Italian politician and surgeon

Famiano Crucianelli (born 1 January 1948 in Rome) is an Italian politician and surgeon.

== Biography ==
A graduated in medicine and a surgeon, Crucianelli was one of the founders of Il manifesto, the eponymous newspaper of the political group previously expelled from the Italian Communist Party (PCI).

With the Manifesto he participated in the creation of the Proletarian Unity Party for Communism (PdUP), for which he was elected deputy in 1979, taking over from a resigner. He was then elected in 1983 on a PCI-PdUP joint list.

He returned to the Chamber of Deputies with the Communist Refoundation Party in 1992 and 1994. In March 1995 he voted the confidence to the Dini Cabinet, along with 14 other PRC deputies who had not accepted the directives imposed by the party. These rebel deputies left the PRC and founded the Movement of Unitarian Communists, of which Crucianelli was leader.

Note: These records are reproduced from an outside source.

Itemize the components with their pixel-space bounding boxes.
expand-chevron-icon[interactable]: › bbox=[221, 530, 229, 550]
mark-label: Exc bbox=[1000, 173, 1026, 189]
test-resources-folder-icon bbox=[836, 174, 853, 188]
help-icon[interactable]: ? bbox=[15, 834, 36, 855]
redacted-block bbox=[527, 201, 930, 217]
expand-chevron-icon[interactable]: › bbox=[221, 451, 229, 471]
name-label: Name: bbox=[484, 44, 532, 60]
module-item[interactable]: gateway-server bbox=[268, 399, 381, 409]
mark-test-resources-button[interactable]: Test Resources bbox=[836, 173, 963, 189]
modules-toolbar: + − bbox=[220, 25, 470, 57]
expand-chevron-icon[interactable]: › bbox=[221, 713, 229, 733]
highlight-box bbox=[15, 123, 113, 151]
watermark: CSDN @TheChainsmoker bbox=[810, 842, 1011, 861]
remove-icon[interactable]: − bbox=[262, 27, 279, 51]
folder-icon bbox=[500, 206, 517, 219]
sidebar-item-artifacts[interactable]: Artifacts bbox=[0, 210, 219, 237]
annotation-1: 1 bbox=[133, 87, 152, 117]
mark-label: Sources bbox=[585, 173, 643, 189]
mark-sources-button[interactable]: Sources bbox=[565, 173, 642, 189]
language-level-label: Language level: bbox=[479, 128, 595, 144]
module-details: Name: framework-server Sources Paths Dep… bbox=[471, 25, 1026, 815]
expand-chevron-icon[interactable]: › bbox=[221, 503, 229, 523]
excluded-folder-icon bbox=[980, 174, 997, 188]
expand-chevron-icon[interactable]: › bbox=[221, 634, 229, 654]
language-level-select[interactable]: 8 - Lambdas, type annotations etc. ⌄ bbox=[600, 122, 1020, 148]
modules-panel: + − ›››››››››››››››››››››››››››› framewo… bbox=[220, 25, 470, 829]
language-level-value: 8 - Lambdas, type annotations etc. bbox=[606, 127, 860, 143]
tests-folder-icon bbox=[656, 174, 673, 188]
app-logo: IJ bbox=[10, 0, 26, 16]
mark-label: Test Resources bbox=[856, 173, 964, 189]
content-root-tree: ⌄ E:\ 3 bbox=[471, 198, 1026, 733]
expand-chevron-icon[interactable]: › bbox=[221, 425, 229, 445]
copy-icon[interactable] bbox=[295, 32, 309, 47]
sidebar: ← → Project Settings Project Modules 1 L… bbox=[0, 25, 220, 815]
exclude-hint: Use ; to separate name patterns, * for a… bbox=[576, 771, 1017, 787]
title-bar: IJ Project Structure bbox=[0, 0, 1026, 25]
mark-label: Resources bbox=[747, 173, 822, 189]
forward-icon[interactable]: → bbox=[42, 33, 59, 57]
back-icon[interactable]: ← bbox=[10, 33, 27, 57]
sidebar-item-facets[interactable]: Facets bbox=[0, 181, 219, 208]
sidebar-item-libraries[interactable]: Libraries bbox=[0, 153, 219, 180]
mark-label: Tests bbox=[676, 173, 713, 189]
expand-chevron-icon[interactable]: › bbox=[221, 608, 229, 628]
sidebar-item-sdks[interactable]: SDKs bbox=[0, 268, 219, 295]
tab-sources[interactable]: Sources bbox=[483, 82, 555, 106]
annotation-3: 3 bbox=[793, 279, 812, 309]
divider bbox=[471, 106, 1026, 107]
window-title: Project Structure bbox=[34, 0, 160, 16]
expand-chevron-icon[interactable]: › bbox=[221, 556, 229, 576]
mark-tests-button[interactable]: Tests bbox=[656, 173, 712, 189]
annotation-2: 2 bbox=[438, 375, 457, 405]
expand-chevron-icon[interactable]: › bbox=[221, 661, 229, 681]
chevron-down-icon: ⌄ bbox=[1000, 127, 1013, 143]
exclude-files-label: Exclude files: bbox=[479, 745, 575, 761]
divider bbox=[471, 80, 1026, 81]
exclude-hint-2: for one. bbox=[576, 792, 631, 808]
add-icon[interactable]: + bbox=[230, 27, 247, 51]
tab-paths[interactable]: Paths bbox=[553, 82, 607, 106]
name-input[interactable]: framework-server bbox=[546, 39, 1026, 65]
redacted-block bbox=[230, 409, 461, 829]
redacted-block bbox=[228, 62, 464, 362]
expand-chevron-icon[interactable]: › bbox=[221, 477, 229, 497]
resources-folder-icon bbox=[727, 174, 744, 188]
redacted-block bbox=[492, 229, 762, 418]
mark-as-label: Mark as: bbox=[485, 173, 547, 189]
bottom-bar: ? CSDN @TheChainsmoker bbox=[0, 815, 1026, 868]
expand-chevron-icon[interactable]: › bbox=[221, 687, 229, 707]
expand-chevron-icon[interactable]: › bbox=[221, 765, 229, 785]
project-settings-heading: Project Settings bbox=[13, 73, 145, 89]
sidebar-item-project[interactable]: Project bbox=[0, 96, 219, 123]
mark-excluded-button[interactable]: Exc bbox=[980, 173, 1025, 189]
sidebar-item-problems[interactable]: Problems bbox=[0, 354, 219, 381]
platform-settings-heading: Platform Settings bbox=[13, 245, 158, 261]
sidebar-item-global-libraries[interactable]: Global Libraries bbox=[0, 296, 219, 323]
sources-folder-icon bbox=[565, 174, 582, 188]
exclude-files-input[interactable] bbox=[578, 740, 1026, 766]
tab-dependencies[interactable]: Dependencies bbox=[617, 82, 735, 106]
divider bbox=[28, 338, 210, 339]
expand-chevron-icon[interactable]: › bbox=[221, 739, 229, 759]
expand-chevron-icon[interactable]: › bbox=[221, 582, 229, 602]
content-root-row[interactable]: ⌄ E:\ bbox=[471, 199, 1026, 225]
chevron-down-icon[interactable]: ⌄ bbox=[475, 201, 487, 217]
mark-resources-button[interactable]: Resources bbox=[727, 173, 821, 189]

The movement presented itself in the 1996 general elections into the PDS list and Crucianelli was re-elected deputy.

In 1998 Crucianelli and the Unitarian Communists joined the Democrats of the Left and in 2001 was re-elected to the Chamber of Deputies with this party. From 18 May 2006 to 8 May 2008 he served in the second Prodi government as undersecretary for foreign affairs. In 2007 he joined the Democratic Left, which he later abandoned in 2008 to join the Democratic Party.